Personally, I very much doubt it. Keep in mind that the new narrative is only six days old. A new narrative could just as quickly replace it. Here are a few alternative scenarios that could displace Trumponomics:
Signs Trump won’t be able to pass or implement his expansionary agenda.
Keep in mind that there are a whole lot of Republicans in Congress (both traditional and Tea Party) who don’t favor reckless deficit spending and adding another 20-30 percentage points of GDP to U.S. federal debt. The debate here has yet to begin. A possible House balking at the debt limit ceiling this spring could bring the whole Trump train to a stop real fast.
Spasms of anti-growth populism.
To date, global investors are focused on all the policy measures—fiscal stimulus, tax reform, deregulation—which get lots of support from a wide range of economic experts. But what about the other stuff: unilateral tariffs against China and Mexico, rounding up millions of “illegals,” telling Poland or South Korea either start paying “your own way” or we’re history? Trump may not want to act like a bull in the China shop, so to speak, but he has a movement to feed. He has followers to favor. He has midnight tweets he needs to fire off. It’s easy to imagine a firestorm that could eclipse all of his well-wrought fiscal and regulatory plans.
Further evidence of U.S. growth slowing.
Expectations and markets can turn on a dime. The real economy lumbers on, like a supertanker, requiring two or three quarters of hard-about steering to change its trajectory. Further deceleration in employment, industrial production, retail sales, personal income, or sentiment could quickly turn markets around no matter what news comes out of Trump’s transition team. (See: Obama’s 2008 inaugural address.)
New evidence of global trouble.
In three weeks, in case no one has noticed, Italy will vote on a constitutional overhaul that (should it fail) could bring the nation to its knees—and Austria is likely to elect a right-wing nationalist as president.

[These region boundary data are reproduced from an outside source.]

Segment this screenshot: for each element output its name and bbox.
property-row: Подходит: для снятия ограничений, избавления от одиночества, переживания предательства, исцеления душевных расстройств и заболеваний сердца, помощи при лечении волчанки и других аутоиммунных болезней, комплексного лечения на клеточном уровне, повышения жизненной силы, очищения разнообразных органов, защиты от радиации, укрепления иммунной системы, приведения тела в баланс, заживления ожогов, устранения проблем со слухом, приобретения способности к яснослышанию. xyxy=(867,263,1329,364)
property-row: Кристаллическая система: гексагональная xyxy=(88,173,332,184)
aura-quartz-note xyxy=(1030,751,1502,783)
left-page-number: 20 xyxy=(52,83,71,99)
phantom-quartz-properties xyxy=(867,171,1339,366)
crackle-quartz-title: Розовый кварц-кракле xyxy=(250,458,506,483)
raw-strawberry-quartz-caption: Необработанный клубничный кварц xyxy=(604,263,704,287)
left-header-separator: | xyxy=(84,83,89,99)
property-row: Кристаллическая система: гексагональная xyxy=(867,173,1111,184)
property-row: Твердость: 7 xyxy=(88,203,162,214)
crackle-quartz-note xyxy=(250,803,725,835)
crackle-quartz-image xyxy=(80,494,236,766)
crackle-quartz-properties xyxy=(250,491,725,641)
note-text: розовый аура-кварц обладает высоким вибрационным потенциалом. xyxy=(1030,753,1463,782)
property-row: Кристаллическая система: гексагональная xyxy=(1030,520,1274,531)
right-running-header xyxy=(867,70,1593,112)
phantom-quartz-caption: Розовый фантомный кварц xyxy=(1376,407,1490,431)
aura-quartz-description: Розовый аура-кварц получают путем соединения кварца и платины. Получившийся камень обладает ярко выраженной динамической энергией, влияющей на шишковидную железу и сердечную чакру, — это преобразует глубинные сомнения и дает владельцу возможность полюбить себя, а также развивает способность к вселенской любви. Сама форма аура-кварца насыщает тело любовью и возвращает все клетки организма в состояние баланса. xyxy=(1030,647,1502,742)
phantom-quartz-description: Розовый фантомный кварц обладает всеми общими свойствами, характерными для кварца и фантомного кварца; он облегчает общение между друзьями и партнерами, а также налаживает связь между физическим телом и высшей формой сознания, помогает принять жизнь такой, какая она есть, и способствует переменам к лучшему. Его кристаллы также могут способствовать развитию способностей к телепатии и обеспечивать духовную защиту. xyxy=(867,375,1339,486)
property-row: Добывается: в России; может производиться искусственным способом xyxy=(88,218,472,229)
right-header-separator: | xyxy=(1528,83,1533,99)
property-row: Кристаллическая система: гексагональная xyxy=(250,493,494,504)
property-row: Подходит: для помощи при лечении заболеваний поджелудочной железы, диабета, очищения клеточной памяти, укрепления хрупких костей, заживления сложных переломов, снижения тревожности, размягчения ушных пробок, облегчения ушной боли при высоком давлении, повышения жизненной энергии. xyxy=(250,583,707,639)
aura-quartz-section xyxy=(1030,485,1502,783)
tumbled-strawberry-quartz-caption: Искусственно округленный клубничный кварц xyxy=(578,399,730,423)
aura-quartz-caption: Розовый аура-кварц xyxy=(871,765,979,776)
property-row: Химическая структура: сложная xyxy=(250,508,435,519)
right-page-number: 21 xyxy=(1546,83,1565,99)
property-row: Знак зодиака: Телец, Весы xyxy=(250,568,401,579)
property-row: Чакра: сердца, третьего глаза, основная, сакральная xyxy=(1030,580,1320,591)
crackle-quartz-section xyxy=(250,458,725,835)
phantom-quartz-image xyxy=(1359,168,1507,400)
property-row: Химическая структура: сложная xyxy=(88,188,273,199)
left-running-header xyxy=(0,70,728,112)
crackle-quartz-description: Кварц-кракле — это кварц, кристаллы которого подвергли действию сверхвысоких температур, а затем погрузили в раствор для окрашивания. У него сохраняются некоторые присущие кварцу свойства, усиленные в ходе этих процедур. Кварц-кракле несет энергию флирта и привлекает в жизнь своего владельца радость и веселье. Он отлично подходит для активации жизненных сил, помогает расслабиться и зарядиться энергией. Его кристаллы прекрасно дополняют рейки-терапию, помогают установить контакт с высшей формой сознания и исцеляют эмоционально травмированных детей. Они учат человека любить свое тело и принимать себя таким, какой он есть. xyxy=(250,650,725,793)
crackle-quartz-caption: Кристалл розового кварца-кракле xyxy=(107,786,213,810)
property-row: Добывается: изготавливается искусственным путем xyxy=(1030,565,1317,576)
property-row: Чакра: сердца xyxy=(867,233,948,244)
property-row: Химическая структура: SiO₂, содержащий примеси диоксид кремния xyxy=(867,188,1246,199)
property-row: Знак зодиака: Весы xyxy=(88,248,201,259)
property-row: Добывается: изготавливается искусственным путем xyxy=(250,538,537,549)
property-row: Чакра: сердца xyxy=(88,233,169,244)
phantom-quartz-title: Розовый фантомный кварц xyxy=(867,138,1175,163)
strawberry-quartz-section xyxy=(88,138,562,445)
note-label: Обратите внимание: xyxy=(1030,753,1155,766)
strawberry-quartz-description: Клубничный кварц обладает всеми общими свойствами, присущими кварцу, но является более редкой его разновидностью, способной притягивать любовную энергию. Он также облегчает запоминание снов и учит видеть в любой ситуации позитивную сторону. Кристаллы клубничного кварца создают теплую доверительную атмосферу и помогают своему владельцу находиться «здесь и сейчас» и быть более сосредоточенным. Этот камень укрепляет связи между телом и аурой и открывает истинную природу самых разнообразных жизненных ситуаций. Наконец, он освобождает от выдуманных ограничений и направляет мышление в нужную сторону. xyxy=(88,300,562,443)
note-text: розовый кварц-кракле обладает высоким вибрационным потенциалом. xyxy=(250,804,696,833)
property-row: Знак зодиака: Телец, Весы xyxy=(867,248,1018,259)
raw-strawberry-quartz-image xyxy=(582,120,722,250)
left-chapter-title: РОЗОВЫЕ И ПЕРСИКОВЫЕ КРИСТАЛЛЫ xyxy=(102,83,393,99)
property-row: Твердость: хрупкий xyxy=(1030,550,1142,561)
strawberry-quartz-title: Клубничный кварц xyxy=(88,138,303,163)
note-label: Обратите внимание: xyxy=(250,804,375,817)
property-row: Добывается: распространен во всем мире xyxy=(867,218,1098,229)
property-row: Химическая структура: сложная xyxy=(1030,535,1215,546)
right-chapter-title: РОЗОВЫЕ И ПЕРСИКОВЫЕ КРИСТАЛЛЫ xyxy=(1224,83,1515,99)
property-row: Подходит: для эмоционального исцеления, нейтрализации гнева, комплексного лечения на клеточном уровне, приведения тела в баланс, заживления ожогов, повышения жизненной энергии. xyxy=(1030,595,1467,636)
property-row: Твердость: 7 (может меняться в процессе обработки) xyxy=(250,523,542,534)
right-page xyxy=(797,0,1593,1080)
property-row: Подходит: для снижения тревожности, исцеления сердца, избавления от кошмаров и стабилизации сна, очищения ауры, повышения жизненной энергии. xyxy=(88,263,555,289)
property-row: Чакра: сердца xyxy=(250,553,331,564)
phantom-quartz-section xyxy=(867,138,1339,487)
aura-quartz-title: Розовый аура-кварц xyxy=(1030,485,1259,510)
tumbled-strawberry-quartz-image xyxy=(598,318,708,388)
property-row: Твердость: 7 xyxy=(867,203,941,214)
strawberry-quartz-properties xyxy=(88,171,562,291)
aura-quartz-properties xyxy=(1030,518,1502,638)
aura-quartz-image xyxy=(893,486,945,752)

Emboldened by Brexit and Trump, nationalist “alternatives” in France, Germany, and the Netherlands will all be running for national leadership in 2017. Meanwhile, the Trumpian boost in the U.S. dollar is hammering the EMs. And did anyone forget that the global economy has been slowing down over the past two years? Then let’s add on the extra $20 in the price of oil should Trump unplug the Iran agreement. The bad news that stops the Trump rally may not be home grown.
The failure of success.
OK, let’s imagine that Trump clears all of the above hurdles. His deficit-fueled program is certified by Congress, he avoids tariff wars, and he is blindsided neither by “slowth” in the U.S. economy nor by financial crises abroad. The final question is whether global financial markets can actually survive Trumponomics successfully deployed. Can inflation expectations, long-term rates, and debt-to-GDP ratios (the rates and the ratios feed off each other) keep climbing without triggering a collapse in high equity valuations? Can wages push higher (four more states approved higher minimum wage laws on November 8) without squeezing earnings? Can the dollar and U.S. yields both keep rising without starving the EM economies of investment funds?
And that’s just for starters. There may be several other scenarios I'm not thinking about. I’m sure we’ll have reason to discuss them soon.